# E-commerce Shopping Behavior Analysis

**Goal:** Practice Pandas data manipulation and Seaborn/Matplotlib visualization to understand customer habits.

### 1. Imports

Import necessary libraries for data manipulation (Pandas, NumPy), visualization (Matplotlib, Seaborn), and file path handling (Pathlib).

In [21]:
import pandas as pd
import numpy as np
import seaborn as sns
import matplotlib.pyplot as plt
from pathlib import Path
from IPython.display import display, Markdown

### 2. Plotting Configuration

Set global styles for consistency across all visualizations.

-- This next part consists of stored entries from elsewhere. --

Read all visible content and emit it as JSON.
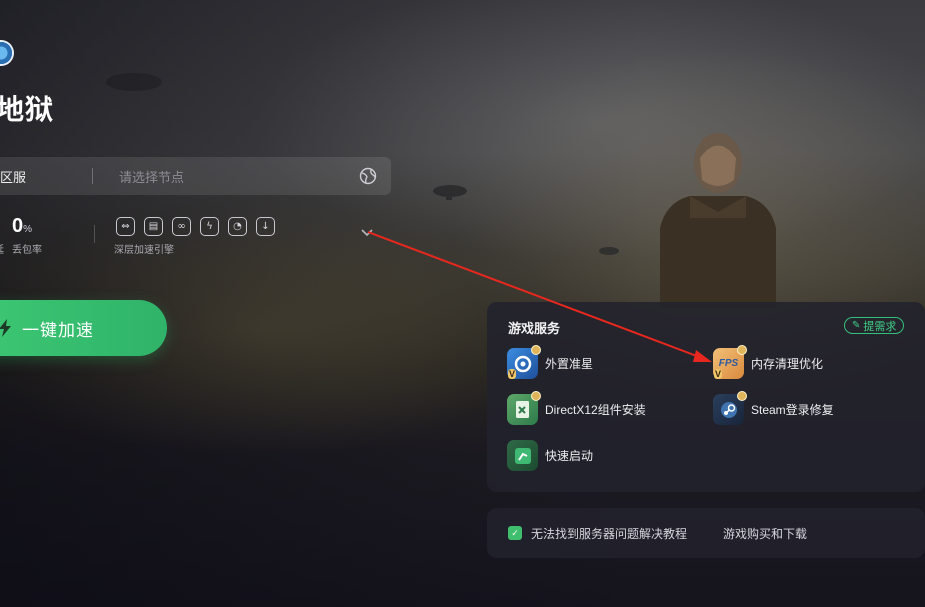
{
  "game": {
    "title": "地狱"
  },
  "server": {
    "region": "区服",
    "node_placeholder": "请选择节点"
  },
  "stats": {
    "loss_value": "0",
    "loss_unit": "%",
    "loss_label": "丢包率",
    "edge_label": "延",
    "engine_label": "深层加速引擎"
  },
  "boost": {
    "label": "一键加速"
  },
  "services": {
    "title": "游戏服务",
    "request_button": "提需求",
    "items": [
      {
        "label": "外置准星",
        "icon": "crosshair-icon"
      },
      {
        "label": "内存清理优化",
        "icon": "fps-icon"
      },
      {
        "label": "DirectX12组件安装",
        "icon": "directx-icon"
      },
      {
        "label": "Steam登录修复",
        "icon": "steam-icon"
      },
      {
        "label": "快速启动",
        "icon": "quick-launch-icon"
      }
    ]
  },
  "bottom": {
    "link1": "无法找到服务器问题解决教程",
    "link2": "游戏购买和下载"
  },
  "colors": {
    "accent_green": "#3ec973",
    "annotation_red": "#e8281e"
  }
}
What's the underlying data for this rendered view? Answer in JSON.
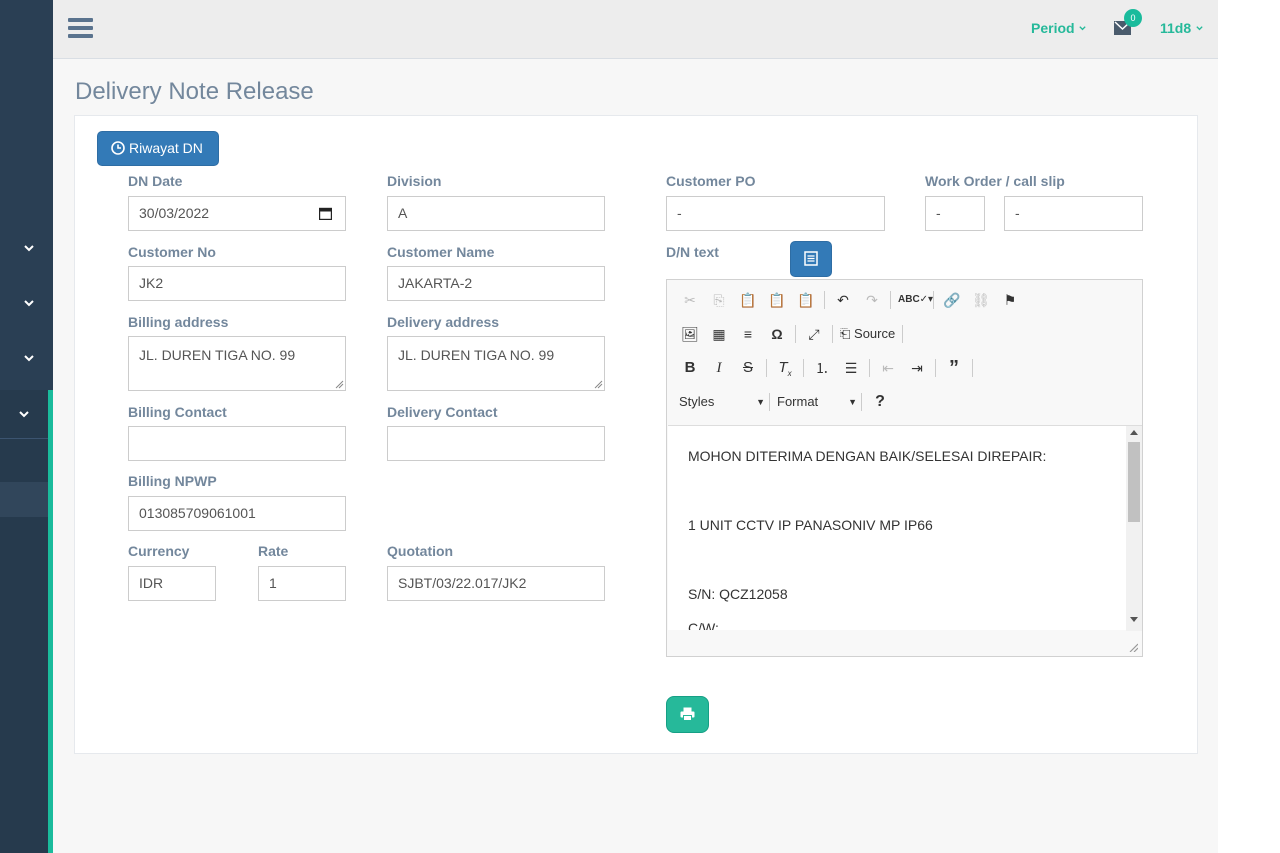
{
  "topbar": {
    "period_label": "Period",
    "mail_badge": "0",
    "user_label": "11d8"
  },
  "page_title": "Delivery Note Release",
  "buttons": {
    "history": "Riwayat DN"
  },
  "form": {
    "dn_date": {
      "label": "DN Date",
      "value": "30/03/2022"
    },
    "division": {
      "label": "Division",
      "value": "A"
    },
    "customer_po": {
      "label": "Customer PO",
      "value": "-"
    },
    "work_order": {
      "label": "Work Order / call slip",
      "value1": "-",
      "value2": "-"
    },
    "customer_no": {
      "label": "Customer No",
      "value": "JK2"
    },
    "customer_name": {
      "label": "Customer Name",
      "value": "JAKARTA-2"
    },
    "dn_text": {
      "label": "D/N text"
    },
    "billing_address": {
      "label": "Billing address",
      "value": "JL. DUREN TIGA NO. 99"
    },
    "delivery_address": {
      "label": "Delivery address",
      "value": "JL. DUREN TIGA NO. 99"
    },
    "billing_contact": {
      "label": "Billing Contact",
      "value": ""
    },
    "delivery_contact": {
      "label": "Delivery Contact",
      "value": ""
    },
    "billing_npwp": {
      "label": "Billing NPWP",
      "value": "013085709061001"
    },
    "currency": {
      "label": "Currency",
      "value": "IDR"
    },
    "rate": {
      "label": "Rate",
      "value": "1"
    },
    "quotation": {
      "label": "Quotation",
      "value": "SJBT/03/22.017/JK2"
    }
  },
  "editor": {
    "source_label": "Source",
    "styles_label": "Styles",
    "format_label": "Format",
    "help_label": "?",
    "lines": [
      "MOHON DITERIMA DENGAN BAIK/SELESAI DIREPAIR:",
      "1 UNIT CCTV IP PANASONIV MP IP66",
      "S/N: QCZ12058",
      "C/W:"
    ]
  },
  "colors": {
    "sidebar": "#2a3f54",
    "accent": "#1abb9c",
    "primary_button": "#337ab7",
    "label": "#73879c"
  }
}
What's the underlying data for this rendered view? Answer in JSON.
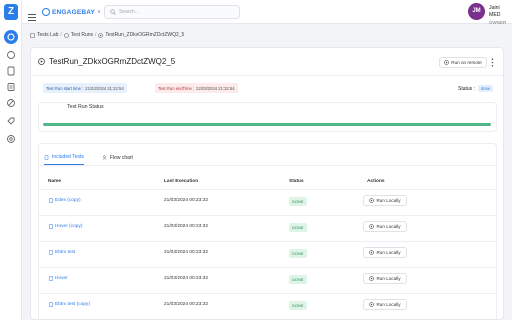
{
  "app": {
    "logo_letter": "Z",
    "brand_name": "ENGAGEBAY",
    "brand_caret": "∨"
  },
  "search": {
    "placeholder": "Search..."
  },
  "user": {
    "initials": "JM",
    "name": "Jaini MED",
    "role": "OWNER"
  },
  "breadcrumb": {
    "items": [
      "Tests Lab",
      "Test Runs",
      "TestRun_ZDkxOGRmZDctZWQ2_5"
    ],
    "separator": "/"
  },
  "header": {
    "title": "TestRun_ZDkxOGRmZDctZWQ2_5",
    "run_remote_label": "Run on remote"
  },
  "run_info": {
    "start_label": "Test Run start time :",
    "start_value": "21/03/2024 21:32:54",
    "end_label": "Test Run endTime :",
    "end_value": "22/03/2024 21:32:54",
    "status_label": "Status :",
    "status_value": "done"
  },
  "progress": {
    "label": "Test Run Status",
    "fraction": 1.0
  },
  "tabs": [
    {
      "label": "Included Tests",
      "active": true
    },
    {
      "label": "Flow chart",
      "active": false
    }
  ],
  "table": {
    "headers": [
      "Name",
      "Last Execution",
      "Status",
      "Actions"
    ],
    "rows": [
      {
        "name": "Edex (copy)",
        "last_execution": "21/03/2024 00:23:32",
        "status": "DONE",
        "action": "Run Locally"
      },
      {
        "name": "Hover (copy)",
        "last_execution": "21/03/2024 00:23:32",
        "status": "DONE",
        "action": "Run Locally"
      },
      {
        "name": "Ebtrx test",
        "last_execution": "21/03/2024 00:23:32",
        "status": "DONE",
        "action": "Run Locally"
      },
      {
        "name": "Hover",
        "last_execution": "21/03/2024 00:23:32",
        "status": "DONE",
        "action": "Run Locally"
      },
      {
        "name": "Ebtrx test (copy)",
        "last_execution": "21/03/2024 00:23:32",
        "status": "DONE",
        "action": "Run Locally"
      }
    ]
  },
  "colors": {
    "accent": "#2b7de9",
    "progress_fill": "#52b788",
    "done_badge_bg": "#def4e7",
    "avatar_bg": "#7b2f8e"
  },
  "icons": {
    "rail": [
      "home-icon",
      "document-icon",
      "list-icon",
      "block-icon",
      "tag-icon",
      "settings-icon"
    ]
  }
}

We'll use Seaborn's `whitegrid` style and define a default figure size using Matplotlib's `rcParams` (rc).

In [5]:
# Set global visual preferences for plots
sns.set_style('whitegrid')
# Use plt.rc to configure runtime settings - set default figure size
plt.rc('figure', figsize=(10, 6))

### 3. Define Project Paths

Establish robust, relative file paths using `pathlib.Path` to ensure the notebook can correctly locate the data directory, regardless of where the project is located on the filesystem.

In [8]:
# --- Define Paths Robustly ---
notebook_dir = Path.cwd()
project_root = notebook_dir.parent
data_dir = project_root / 'data'
# We don't need csv_file_path here anymore, we'll find it dynamically

print(f"Project Root: {project_root}")
print(f"Data Directory: {data_dir}")

Project Root: /home/prof-adept/Shared/Alpha/Programming/Python/Data Science Projects/ecommerce-analysis
Data Directory: /home/prof-adept/Shared/Alpha/Programming/Python/Data Science Projects/ecommerce-analysis/data


### 4. Load Data Dynamically

The following cell loads the primary dataset. It uses `pathlib.glob` to automatically find the correct `.csv` file within the `/data/` directory, making the notebook robust to potential filename changes in future dataset versions. It also includes error handling for cases where the CSV file is missing or multiple CSVs are present.

In [9]:
csv_file_path = None
df = None # Initialize df to None

try:
    # Use glob to find all files ending in .csv (case-insensitive) in the data directory
    csv_files = list(data_dir.glob('*.csv')) + list(data_dir.glob('*.CSV')) 
    
    if not csv_files:
        print(f"❌ Error: No CSV file found in the directory: {data_dir}")
        print("Please ensure you have downloaded the dataset CSV and placed it there.")
    elif len(csv_files) > 1:
        print(f"⚠️ Warning: Multiple CSV files found in {data_dir}. Using the first one found:")
        print([f.name for f in csv_files])
        csv_file_path = csv_files[0] # Default to the first one
    else:
        # Exactly one CSV file found
        csv_file_path = csv_files[0]
        print(f"Found CSV file: {csv_file_path.name}")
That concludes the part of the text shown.